Effects of acute controlled changes in end-tidal carbon dioxide on the diameter of the optic nerve sheath: a transorbital ultrasonographic study in healthy volunteers
Transorbital ultrasonographic measurement of the diameter of the optic nerve sheath is a non-invasive, bed-side examination for detecting raised intracranial pressure. However, the ability of the optic nerve sheath diameter to predict acute changes in intracranial pressures remains unknown. The aim of this study was to examine the dynamic changes of the optic nerve sheath diameter in response to mild fluctuations in cerebral blood volume induced by changes in end-tidal carbon dioxide.
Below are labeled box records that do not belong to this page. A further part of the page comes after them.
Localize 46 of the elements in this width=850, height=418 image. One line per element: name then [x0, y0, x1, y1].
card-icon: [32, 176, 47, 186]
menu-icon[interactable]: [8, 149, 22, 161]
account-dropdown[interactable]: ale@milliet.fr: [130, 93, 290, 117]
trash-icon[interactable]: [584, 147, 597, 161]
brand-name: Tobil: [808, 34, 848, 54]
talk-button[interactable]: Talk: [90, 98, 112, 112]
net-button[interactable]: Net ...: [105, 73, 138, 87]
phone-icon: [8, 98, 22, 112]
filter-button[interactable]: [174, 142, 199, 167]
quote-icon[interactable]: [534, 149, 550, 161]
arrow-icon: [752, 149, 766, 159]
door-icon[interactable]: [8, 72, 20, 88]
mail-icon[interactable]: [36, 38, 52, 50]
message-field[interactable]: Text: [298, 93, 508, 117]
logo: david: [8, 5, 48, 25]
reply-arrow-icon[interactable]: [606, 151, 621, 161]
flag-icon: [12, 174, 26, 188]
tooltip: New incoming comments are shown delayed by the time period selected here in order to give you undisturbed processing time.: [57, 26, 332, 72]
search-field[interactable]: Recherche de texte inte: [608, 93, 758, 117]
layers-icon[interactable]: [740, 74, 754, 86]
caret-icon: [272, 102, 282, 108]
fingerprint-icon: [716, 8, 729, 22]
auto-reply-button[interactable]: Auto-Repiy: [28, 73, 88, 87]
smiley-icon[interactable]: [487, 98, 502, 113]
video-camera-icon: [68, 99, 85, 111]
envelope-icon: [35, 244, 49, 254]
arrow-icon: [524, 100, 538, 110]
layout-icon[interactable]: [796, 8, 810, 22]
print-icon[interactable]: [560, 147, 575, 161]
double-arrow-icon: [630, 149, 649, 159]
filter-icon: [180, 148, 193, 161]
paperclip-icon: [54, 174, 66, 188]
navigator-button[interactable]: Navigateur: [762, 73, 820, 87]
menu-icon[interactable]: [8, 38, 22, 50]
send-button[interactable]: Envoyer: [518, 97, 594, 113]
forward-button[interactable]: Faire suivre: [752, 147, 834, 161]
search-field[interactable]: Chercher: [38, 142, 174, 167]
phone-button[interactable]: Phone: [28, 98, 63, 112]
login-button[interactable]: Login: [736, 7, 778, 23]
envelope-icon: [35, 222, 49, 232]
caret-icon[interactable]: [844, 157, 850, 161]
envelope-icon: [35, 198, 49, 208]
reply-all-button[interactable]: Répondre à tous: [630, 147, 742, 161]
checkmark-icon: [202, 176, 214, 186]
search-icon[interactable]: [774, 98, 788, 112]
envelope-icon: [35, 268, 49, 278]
We studied 11 healthy volunteers. End-tidal carbon dioxide was controlled by a model-based prospective end-tidal targeting system (RespirAct™). The volunteers' end-tidal carbon dioxide was targeted and maintained for 10 min each at normocapnia (baseline); hypercapnia (6.5 kPa); normocapnia (baseline 1); hypocapnia (3.9 kPa) and on return to normocapnia (baseline 2). A single investigator repeatedly measured the optic nerve sheath diameter for 10 min at each level of carbon dioxide. With hypercapnia, there was a significant increase in optic nerve sheath diameter, with a mean (SD) increase from baseline 4.2 (0.7) mm to 4.8 (0.8) mm; p < 0.001. On return to normocapnia, the optic nerve sheath diameter rapidly reverted back to baseline values. This study confirms dynamic changes in the optic nerve sheath diameter with corresponding changes in carbon dioxide, and their reversibly with normocapnia.